Cannes 2011 : HARA-KIRI : DEATH OF A SAMURAI / Critique

19-05-2011 - 11:44 - Par

De Takashi Miike. Sélection officielle, en compétition.

Synopsis : Souhaitant finir sa vie dans l’honneur, Hanshiro, samouraï miséreux, demande l’autorisation de commettre le suicide rituel à la Maison de Ii, dirigée par le seigneur Kageyu. Ce dernier, qui désire rejeter la demande d’Hanshiro, lui conte l’histoire tragique d’un jeune ronin nommé Motome pour le dissuader. Choqué par le tragique destin de Motome, Hanshiro n’en demeure pas moins motivé à pratiquer le hara-kiri. Mais au moment de l’accomplir, Hanshiro confesse à Kageyu être lié à Motome. Le seigneur réalise alors que Hanshiro a planifié une terrible vengeance…
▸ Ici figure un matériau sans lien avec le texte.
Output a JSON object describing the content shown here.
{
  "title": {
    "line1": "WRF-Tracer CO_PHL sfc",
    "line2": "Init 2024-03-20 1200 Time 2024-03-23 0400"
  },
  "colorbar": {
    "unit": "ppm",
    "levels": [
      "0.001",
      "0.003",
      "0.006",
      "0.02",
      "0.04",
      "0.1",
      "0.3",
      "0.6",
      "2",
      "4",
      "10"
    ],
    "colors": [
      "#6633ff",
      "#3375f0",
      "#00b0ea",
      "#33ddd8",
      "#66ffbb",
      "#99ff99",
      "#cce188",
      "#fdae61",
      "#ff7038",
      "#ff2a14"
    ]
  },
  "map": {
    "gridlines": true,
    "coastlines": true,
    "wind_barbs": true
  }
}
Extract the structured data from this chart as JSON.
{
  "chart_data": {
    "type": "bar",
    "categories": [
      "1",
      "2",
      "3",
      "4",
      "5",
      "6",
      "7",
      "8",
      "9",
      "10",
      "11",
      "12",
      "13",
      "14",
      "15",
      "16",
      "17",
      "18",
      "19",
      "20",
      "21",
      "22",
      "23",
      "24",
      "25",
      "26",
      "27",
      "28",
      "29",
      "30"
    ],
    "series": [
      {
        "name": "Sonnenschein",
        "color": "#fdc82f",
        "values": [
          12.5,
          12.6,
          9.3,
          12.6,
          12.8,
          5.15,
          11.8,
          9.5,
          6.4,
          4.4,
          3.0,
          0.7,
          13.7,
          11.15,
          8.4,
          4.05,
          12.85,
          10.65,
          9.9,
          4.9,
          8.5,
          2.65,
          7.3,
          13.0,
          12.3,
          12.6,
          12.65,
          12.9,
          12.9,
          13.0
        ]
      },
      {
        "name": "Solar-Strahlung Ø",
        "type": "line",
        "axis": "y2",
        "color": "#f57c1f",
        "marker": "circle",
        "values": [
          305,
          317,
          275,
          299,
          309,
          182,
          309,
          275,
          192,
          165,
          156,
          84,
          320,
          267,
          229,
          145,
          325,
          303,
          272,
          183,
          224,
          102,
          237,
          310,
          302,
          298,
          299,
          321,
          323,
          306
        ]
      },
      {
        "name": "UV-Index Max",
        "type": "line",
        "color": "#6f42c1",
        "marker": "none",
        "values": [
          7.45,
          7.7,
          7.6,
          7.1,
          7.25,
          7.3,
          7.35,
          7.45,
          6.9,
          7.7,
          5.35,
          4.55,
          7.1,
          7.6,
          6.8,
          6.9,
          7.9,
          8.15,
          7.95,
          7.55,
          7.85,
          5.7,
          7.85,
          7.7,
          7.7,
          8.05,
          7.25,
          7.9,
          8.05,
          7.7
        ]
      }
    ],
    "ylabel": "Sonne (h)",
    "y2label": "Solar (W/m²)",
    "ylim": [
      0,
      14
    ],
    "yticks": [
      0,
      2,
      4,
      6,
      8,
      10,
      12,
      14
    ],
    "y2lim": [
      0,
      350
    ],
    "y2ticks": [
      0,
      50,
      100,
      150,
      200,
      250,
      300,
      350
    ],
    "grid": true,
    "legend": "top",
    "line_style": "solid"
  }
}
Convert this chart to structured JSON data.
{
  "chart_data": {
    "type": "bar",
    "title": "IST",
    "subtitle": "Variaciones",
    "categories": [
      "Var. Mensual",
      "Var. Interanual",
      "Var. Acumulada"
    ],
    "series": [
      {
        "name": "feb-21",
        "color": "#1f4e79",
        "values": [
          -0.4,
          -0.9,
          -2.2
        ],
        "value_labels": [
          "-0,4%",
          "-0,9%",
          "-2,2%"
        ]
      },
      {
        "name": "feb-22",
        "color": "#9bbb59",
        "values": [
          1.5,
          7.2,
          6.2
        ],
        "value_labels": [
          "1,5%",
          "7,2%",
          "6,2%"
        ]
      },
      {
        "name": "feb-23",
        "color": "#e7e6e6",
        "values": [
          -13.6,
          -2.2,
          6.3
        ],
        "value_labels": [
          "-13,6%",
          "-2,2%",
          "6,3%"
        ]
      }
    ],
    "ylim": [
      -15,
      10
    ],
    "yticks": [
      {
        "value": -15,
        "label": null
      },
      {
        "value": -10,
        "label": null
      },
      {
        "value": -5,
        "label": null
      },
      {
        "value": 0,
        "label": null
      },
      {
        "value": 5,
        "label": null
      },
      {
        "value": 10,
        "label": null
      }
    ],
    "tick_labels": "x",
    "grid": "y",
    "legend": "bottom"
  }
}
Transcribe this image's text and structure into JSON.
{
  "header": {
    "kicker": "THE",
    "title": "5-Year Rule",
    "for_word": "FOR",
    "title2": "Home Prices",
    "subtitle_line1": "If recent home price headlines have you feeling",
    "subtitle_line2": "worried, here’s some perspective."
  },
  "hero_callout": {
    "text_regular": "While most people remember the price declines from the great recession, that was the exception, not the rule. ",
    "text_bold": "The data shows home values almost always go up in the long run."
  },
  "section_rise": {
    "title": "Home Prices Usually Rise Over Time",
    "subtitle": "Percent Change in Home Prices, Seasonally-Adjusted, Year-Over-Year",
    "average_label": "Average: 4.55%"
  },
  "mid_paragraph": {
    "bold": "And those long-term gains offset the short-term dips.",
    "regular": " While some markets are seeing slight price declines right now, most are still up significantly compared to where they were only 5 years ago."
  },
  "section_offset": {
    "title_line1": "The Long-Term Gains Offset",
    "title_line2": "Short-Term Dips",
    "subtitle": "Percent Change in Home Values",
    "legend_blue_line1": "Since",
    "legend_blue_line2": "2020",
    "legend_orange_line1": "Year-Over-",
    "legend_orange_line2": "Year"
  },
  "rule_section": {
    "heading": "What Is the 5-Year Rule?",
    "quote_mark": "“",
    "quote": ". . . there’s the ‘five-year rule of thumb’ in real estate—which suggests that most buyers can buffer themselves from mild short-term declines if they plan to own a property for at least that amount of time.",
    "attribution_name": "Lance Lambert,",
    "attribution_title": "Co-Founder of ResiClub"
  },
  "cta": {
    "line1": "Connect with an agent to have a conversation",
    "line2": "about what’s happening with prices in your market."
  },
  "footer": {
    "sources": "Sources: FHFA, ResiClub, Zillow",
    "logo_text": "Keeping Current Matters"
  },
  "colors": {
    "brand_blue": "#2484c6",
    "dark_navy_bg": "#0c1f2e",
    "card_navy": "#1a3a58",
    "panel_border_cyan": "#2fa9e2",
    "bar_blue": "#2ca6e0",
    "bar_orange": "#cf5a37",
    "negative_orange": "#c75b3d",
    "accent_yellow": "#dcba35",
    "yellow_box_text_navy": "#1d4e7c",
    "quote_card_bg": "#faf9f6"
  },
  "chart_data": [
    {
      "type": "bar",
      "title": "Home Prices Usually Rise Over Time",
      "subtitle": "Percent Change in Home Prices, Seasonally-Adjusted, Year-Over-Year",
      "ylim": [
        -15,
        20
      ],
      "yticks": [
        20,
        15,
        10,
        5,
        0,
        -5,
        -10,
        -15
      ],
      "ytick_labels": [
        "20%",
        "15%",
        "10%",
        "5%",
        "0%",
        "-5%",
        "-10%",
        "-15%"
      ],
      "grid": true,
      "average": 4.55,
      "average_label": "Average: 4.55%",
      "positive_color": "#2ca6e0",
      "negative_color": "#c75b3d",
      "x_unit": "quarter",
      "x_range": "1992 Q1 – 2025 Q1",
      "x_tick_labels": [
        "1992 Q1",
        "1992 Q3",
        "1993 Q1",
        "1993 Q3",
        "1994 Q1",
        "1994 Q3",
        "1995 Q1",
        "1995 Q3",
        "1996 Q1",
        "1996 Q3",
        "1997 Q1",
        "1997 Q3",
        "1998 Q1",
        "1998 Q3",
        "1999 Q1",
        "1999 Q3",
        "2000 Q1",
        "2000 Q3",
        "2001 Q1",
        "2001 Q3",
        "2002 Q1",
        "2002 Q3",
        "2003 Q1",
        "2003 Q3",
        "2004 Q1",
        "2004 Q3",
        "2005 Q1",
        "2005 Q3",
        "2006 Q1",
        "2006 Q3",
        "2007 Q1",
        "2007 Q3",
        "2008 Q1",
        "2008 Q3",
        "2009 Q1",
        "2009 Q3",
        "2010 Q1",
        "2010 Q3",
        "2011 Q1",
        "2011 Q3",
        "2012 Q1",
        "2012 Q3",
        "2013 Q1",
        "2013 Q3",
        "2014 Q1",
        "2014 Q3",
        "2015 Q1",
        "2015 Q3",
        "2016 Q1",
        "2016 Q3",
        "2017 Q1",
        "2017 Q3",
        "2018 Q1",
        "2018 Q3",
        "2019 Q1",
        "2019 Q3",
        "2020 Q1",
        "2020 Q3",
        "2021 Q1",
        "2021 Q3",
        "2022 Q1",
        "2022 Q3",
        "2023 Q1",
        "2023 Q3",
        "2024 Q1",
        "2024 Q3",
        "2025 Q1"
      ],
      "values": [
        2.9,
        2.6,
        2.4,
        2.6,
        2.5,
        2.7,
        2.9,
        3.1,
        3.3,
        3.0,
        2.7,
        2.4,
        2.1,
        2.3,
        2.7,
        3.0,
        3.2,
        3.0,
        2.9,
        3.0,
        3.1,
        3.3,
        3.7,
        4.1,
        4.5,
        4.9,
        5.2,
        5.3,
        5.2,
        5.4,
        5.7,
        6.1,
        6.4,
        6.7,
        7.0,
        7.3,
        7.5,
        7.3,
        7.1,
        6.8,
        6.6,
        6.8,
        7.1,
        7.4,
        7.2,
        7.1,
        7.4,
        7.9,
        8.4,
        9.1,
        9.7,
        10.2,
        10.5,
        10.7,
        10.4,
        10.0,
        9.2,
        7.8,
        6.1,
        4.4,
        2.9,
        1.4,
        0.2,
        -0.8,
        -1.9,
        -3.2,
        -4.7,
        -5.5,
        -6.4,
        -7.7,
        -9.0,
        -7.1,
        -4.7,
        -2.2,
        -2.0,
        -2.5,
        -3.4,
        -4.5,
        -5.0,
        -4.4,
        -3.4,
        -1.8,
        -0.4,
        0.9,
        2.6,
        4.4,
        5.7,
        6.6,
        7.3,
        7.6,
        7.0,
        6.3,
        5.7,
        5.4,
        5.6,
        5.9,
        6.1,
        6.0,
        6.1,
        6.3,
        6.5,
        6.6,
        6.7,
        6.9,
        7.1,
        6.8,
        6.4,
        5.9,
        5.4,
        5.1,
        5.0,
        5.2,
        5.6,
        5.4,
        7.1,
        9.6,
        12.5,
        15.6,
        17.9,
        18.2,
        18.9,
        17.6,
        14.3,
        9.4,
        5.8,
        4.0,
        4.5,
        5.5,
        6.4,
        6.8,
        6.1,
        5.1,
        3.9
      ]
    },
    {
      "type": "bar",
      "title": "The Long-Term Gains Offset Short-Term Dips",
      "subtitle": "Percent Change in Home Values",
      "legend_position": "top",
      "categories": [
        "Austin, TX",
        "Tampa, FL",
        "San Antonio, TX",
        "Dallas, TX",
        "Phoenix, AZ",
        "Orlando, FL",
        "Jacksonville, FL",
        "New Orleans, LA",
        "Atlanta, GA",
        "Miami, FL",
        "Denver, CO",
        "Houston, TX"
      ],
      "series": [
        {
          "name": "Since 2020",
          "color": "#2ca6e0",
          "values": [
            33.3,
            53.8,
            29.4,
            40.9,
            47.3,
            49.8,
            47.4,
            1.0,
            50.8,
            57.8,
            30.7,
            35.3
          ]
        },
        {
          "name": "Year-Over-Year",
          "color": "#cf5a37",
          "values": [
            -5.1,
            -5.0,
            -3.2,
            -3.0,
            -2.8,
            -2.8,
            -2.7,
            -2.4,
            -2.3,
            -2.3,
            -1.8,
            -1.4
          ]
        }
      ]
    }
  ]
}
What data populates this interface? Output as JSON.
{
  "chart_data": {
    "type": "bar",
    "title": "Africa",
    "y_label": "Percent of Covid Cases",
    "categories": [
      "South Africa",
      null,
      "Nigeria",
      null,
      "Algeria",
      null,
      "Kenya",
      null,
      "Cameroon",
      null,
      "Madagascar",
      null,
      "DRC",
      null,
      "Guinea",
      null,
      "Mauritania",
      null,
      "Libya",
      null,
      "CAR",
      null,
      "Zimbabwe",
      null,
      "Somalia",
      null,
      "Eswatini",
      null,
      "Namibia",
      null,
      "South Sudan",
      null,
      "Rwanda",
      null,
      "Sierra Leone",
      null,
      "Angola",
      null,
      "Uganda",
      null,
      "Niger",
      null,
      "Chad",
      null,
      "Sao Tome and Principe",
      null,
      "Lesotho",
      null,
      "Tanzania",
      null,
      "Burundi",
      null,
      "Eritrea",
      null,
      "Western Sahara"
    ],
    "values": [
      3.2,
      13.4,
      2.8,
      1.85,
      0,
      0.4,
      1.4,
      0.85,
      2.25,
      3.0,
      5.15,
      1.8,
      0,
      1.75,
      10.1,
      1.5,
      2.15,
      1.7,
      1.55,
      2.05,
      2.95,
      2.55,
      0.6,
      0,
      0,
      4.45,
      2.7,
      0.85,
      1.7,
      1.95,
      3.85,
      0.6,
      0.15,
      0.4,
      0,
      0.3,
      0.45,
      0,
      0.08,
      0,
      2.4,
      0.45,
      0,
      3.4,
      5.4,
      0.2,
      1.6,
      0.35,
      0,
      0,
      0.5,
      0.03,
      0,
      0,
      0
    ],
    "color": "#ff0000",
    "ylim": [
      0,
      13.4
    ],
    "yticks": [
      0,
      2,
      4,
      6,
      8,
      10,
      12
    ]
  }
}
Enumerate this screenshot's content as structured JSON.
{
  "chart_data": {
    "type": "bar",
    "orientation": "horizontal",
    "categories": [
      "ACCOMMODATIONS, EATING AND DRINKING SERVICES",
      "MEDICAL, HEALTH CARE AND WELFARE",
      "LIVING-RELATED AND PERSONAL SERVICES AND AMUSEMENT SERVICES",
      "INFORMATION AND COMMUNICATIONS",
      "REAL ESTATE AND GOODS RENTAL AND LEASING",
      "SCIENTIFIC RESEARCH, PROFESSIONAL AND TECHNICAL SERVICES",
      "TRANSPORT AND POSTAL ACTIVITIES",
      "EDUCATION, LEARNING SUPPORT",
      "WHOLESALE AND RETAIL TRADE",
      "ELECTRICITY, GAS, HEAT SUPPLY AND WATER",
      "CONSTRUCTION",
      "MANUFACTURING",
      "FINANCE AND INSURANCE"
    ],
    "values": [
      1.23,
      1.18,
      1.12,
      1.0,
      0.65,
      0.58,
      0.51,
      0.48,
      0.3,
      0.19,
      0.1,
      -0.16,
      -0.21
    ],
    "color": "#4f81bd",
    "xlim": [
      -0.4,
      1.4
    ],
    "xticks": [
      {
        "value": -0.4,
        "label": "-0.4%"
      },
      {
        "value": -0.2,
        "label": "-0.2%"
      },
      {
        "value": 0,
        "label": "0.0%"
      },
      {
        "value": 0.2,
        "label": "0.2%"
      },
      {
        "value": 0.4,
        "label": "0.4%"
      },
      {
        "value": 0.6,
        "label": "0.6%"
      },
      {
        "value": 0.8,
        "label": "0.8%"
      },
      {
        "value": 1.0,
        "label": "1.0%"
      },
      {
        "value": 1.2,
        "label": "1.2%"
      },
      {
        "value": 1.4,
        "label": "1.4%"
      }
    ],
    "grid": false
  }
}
Takashi Miike en compétition à Cannes, avec un film de samuraï en 3D, qui plus est : qui ne s’en pourlècherait pas les babines? Le cinéaste japonais tourne plus vite que son ombre (entre deux et quatre opus par an quand même), et a donc une certaine propension à l’irrégularité. Il a cependant prouvé par le passé, avec des opus aussi radicalement différents que AUDITION et CROWS ZERO (entre nombreux autres), toute sa capacité à nous fasciner, tant narrativement que visuellement.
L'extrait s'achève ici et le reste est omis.